KIVA ReRe:1986↔2008 作:ボルメテウスさん
「奴が、ゾンが次に狙うとしたら何か」
一応は味方側と考えても良いだろう太牙と共に、俺達が出た一つの話題。
それは、ゾンが、今、狙うと思われる存在。
それに対して、太牙から齎したのは。
「同じくチェックメイトフォーであるビショップという可能性は考えた。だが、よく考えれば、奴は狙われているというよりも、協力している可能性がある」
「何?」
太牙は、そのまま冷静になったのか、そのまま言葉を続ける。
その意味に関して、疑問に思い、俺達は問いかける。
「ビショップと出会った後に関して、確かに奴は忠誠は誓っていた。
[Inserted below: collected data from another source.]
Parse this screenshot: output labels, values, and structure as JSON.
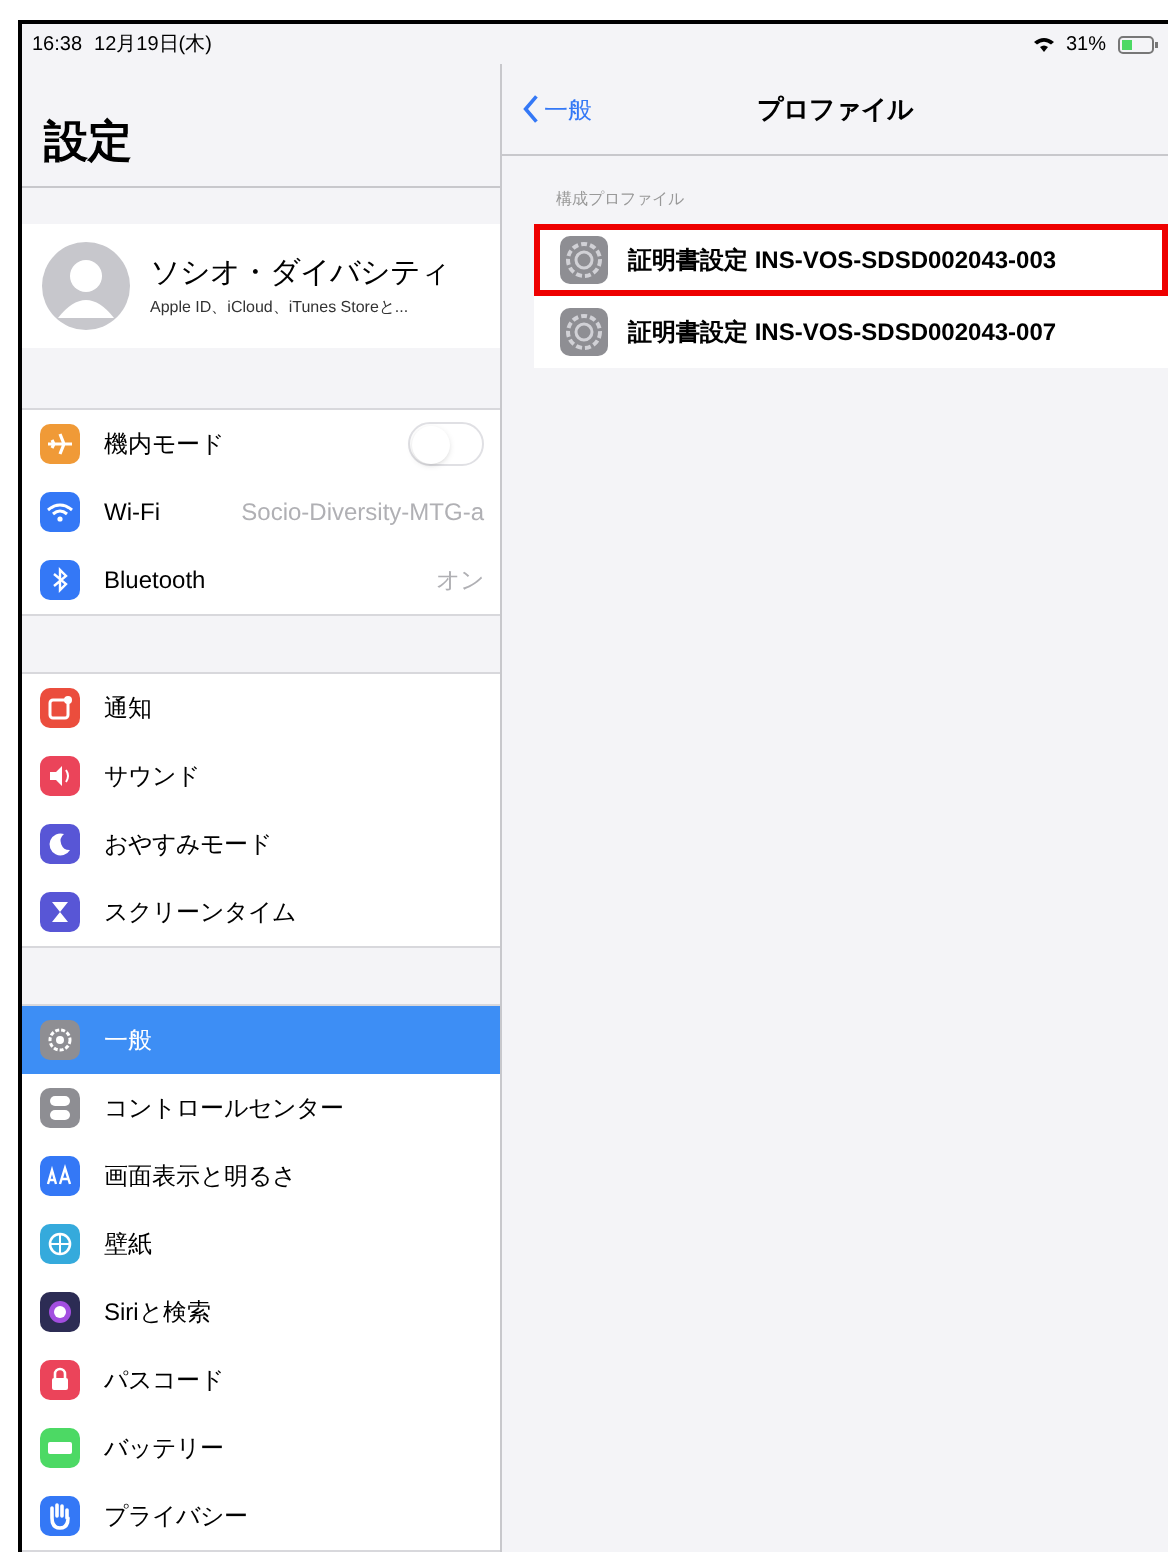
{
  "status_bar": {
    "time": "16:38",
    "date": "12月19日(木)",
    "battery": "31%"
  },
  "sidebar": {
    "title": "設定",
    "account": {
      "name": "ソシオ・ダイバシティ",
      "subtitle": "Apple ID、iCloud、iTunes Storeと..."
    },
    "groups": [
      [
        {
          "label": "機内モード",
          "kind": "toggle",
          "on": false,
          "color": "#f09a37",
          "selected": false
        },
        {
          "label": "Wi-Fi",
          "kind": "value",
          "value": "Socio-Diversity-MTG-a",
          "color": "#3478f6",
          "selected": false
        },
        {
          "label": "Bluetooth",
          "kind": "value",
          "value": "オン",
          "color": "#3478f6",
          "selected": false
        }
      ],
      [
        {
          "label": "通知",
          "kind": "plain",
          "color": "#eb4d3d",
          "selected": false
        },
        {
          "label": "サウンド",
          "kind": "plain",
          "color": "#eb445a",
          "selected": false
        },
        {
          "label": "おやすみモード",
          "kind": "plain",
          "color": "#5856d6",
          "selected": false
        },
        {
          "label": "スクリーンタイム",
          "kind": "plain",
          "color": "#5856d6",
          "selected": false
        }
      ],
      [
        {
          "label": "一般",
          "kind": "plain",
          "color": "#8e8e93",
          "selected": true
        },
        {
          "label": "コントロールセンター",
          "kind": "plain",
          "color": "#8e8e93",
          "selected": false
        },
        {
          "label": "画面表示と明るさ",
          "kind": "plain",
          "color": "#3478f6",
          "selected": false
        },
        {
          "label": "壁紙",
          "kind": "plain",
          "color": "#35aadc",
          "selected": false
        },
        {
          "label": "Siriと検索",
          "kind": "plain",
          "color": "#2c2c54",
          "selected": false
        },
        {
          "label": "パスコード",
          "kind": "plain",
          "color": "#eb445a",
          "selected": false
        },
        {
          "label": "バッテリー",
          "kind": "plain",
          "color": "#4cd964",
          "selected": false
        },
        {
          "label": "プライバシー",
          "kind": "plain",
          "color": "#3478f6",
          "selected": false
        }
      ]
    ]
  },
  "detail": {
    "back": "一般",
    "title": "プロファイル",
    "section": "構成プロファイル",
    "profiles": [
      {
        "label": "証明書設定 INS-VOS-SDSD002043-003",
        "highlighted": true
      },
      {
        "label": "証明書設定 INS-VOS-SDSD002043-007",
        "highlighted": false
      }
    ]
  }
}
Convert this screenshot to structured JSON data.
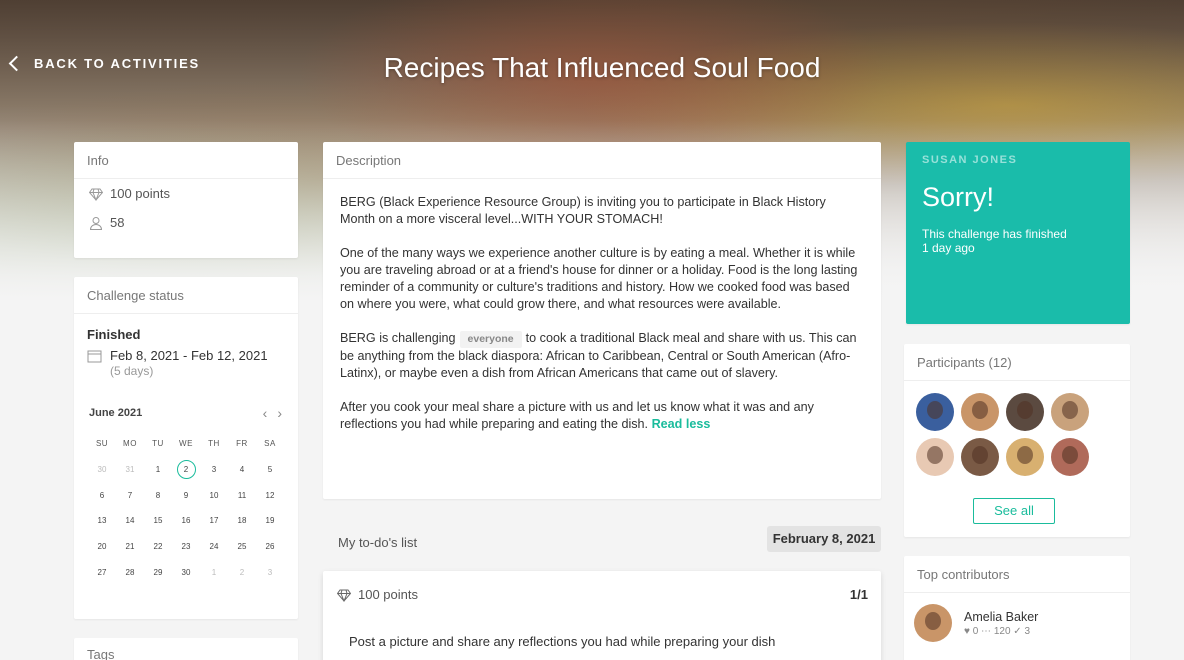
{
  "nav": {
    "back_label": "BACK TO ACTIVITIES",
    "page_title": "Recipes That Influenced Soul Food"
  },
  "info": {
    "header": "Info",
    "points": "100 points",
    "participants_count": "58"
  },
  "status": {
    "header": "Challenge status",
    "state": "Finished",
    "date_range": "Feb 8, 2021 - Feb 12, 2021",
    "duration": "(5 days)"
  },
  "calendar": {
    "month": "June 2021",
    "weekdays": [
      "SU",
      "MO",
      "TU",
      "WE",
      "TH",
      "FR",
      "SA"
    ],
    "days": [
      "30",
      "31",
      "1",
      "2",
      "3",
      "4",
      "5",
      "6",
      "7",
      "8",
      "9",
      "10",
      "11",
      "12",
      "13",
      "14",
      "15",
      "16",
      "17",
      "18",
      "19",
      "20",
      "21",
      "22",
      "23",
      "24",
      "25",
      "26",
      "27",
      "28",
      "29",
      "30",
      "1",
      "2",
      "3"
    ],
    "muted_indices": [
      0,
      1,
      32,
      33,
      34
    ],
    "today_index": 3
  },
  "tags": {
    "header": "Tags"
  },
  "description": {
    "header": "Description",
    "p1": "BERG (Black Experience Resource Group) is inviting you to participate in Black History Month on a more visceral level...WITH YOUR STOMACH!",
    "p2": "One of the many ways we experience another culture is by eating a meal. Whether it is while you are traveling abroad or at a friend's house for dinner or a holiday. Food is the long lasting reminder of a community or culture's traditions and history. How we cooked food was based on where you were, what could grow there, and what resources were available.",
    "p3_before": "BERG is challenging",
    "p3_pill": "everyone",
    "p3_after": "to cook a traditional Black meal and share with us. This can be anything from the black diaspora: African to Caribbean, Central or South American (Afro-Latinx), or maybe even a dish from African Americans that came out of slavery.",
    "p4": "After you cook your meal share a picture with us and let us know what it was and any reflections you had while preparing and eating the dish.",
    "read_less": "Read less"
  },
  "todos": {
    "label": "My to-do's list",
    "date": "February 8, 2021",
    "item_points": "100 points",
    "item_count": "1/1",
    "item_text": "Post a picture and share any reflections you had while preparing your dish"
  },
  "sorry": {
    "name": "SUSAN JONES",
    "heading": "Sorry!",
    "line1": "This challenge has finished",
    "line2": "1 day ago"
  },
  "participants": {
    "header": "Participants (12)",
    "see_all": "See all",
    "avatar_colors": [
      "#3a5f9e",
      "#c99568",
      "#5b4a40",
      "#c9a27c",
      "#e8c9b3",
      "#7a5a45",
      "#d8b070",
      "#b06a5a"
    ]
  },
  "contributors": {
    "header": "Top contributors",
    "top": {
      "name": "Amelia Baker",
      "stats": "♥ 0  ⋯ 120  ✓ 3"
    }
  },
  "colors": {
    "accent": "#1abc9c",
    "sorry_bg": "#1abcaa"
  }
}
けれど、それはあくまでもキングに対して、特に先代の父への忠誠だと今ならば分かる。ならば、ビショップがもしも行動するとしたら、キングの復活だろう」
「・・・まさか、その為に、いや、それだったら、可能性は「あるだろうな」えっ」
そう、俺達が話していると、聞こえた声。
見ると、そこには黒いキバットが、そこに立っていた。
「お前は、二世なのか」「父ちゃん!」「久し振りだな」
そう、まさかのキバット二世が現れた事に俺達は驚きを隠せなかった。
というよりも、一番に驚いたのは、親子三代に渡って、声が同じというのは。
「それで、なぜそれを?」
「何、真夜から頼まれたからな。それに」
「それに?」
「奴らは、既に動いている」
その一言を告げられ、嫌な予感がした。
それと共に、俺達は。
「案内してくれるのか」
「元より、そのつもりだ」
キバットⅡ世の言葉に従い、俺達は向かった。
向かった先、そこは、巨大な穴。
それが一体、何が起きたのか分からずにいた。
「ここは」
「紅音也が、キングを倒した場所だよ」
「っ」
聞こえた声と共に、俺達が見つめた場所。
そこには。
「よぉ」
「っ」
ゾンが、奴が座っていた。
その下には、棺。
奴が、なぜ、ここにいるのか。
「ゾン、貴様っ」
「そう、怖い顔をするなよ、この世の摂理を教えただけなのに、そんなに恨みを籠めるなよ、なんだって、もうすぐパパと会わせるのに」
その一言と同時だった。
ゾンは、棺を蹴り、開いた。
そこにあったのはファンガイアの死体であるステンドグラス。
そのステンドグラスは、空を舞い、そのまま、ゾンの身体に吸い込まれる。
「あぁ、これこそが、ファンガイアの王の力だぁ」
それと共に、奴の身体は変わる。
そこに現れたのは。
「あれが、ファンガイアのキング」
「・・・あぁ、父の、真の姿であるバットファンガイアだ」
そう、太牙は呟く。
「・・・今、思えば、あれは、まさしく過去の俺自身だ。過去の掟に縛られ、大切な人を失った。だからこそ、これから先、本当の意味で未来に進む為には、倒すしかない」
「・・・それを言えば、僕も。あれは、父さんが最後に残した敵。あいつを倒さないと、僕は未来に進めない」
二人の言葉。
それを聞くと、俺もまた雛月の方へと見つめる。
「雛月、ここから先、俺達に任せてくれないか」
「悟、けど」
「たぶん、この戦い、これまで以上に危険だから。何よりも奴は、ゾンは誰よりも俺の事を知っている」
ゾンは、きっと狙う。
俺が最も大切な人を。
「だから、待っていてくれ、今度こそ、俺は」
「・・・馬鹿じゃないの」
「雛月」
「けど、だから待っている」
そう、雛月は俺の方を見る。
「ちゃんと戻ってくるのを」
その一言に、俺は、俺達は、各々の元に来たキバットが、その手首を噛む。
そして。
「「「変身」」」
その言葉と共に、俺達はキバへと変身する。
黄金のキバ。
闇のキバ。
そして、俺が身に纏う根源のキバ。
3つのキバが揃う。
そして、最期の戦いが開戦する。